Склонившись совсем низко, человек прошептал на ухо мертвой свой вопрос, а затем разжал пальцы. Затылок женщины глухо стукнулся о брусчатку.
Потом человек собрал свои инструменты и небольшие трофеи, аккуратно сложил в черный докторский саквояж и уже направлялся к переулку с одиноким фонарем, когда сзади - оттуда, где он оставил труп - послышался шорох. Влажное хлюпанье, будто что-то мокро плюхнулось на асфальт. Скрип, подобный скрипу механизма или треску артритных суставов. Звуки, с которыми некто тяжело, с неимоверным усилием отрывает себя от земли.
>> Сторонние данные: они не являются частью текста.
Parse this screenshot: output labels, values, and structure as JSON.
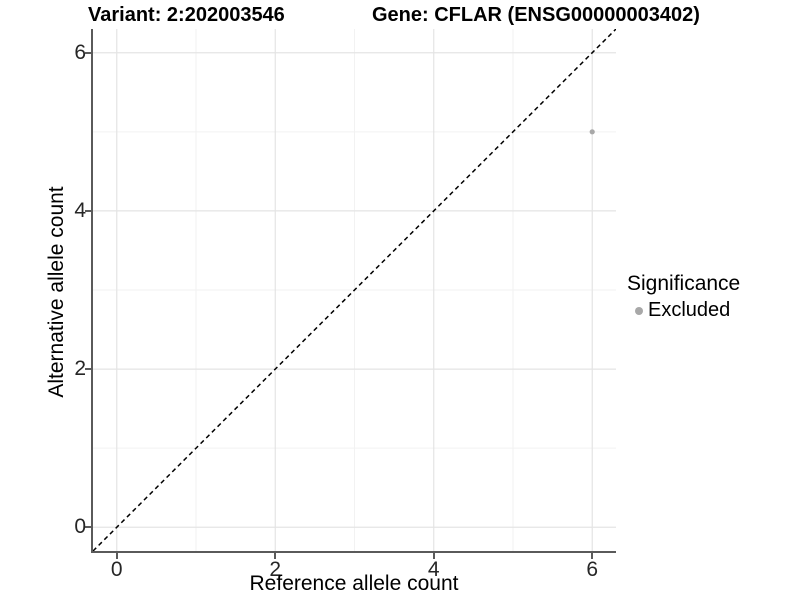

Человек резко обернулся, сжимая ручку саквояжа. Мертвая женщина стояла. Кровь уже не текла из ран, но что-то текло, что-то темное и густое, как пекельная смола. Лицо покойницы было синюшно-бело, глаза черны, а нижняя челюсть отвисла.
"Ответ!" - встрепенулся человек.
Когда-нибудь Он должен был ответить.
Мертвая шагнула вперед. Человек, прижимая саквояж к груди, попятился было, но потом пересилил себя и шагнул ей навстречу. Сильнее пахнуло кровью и еще чем-то горелым, вроде паленого каучука или, может, расплавленного металла. Человек напряг слух в ожидании ответа, и ответ пришел.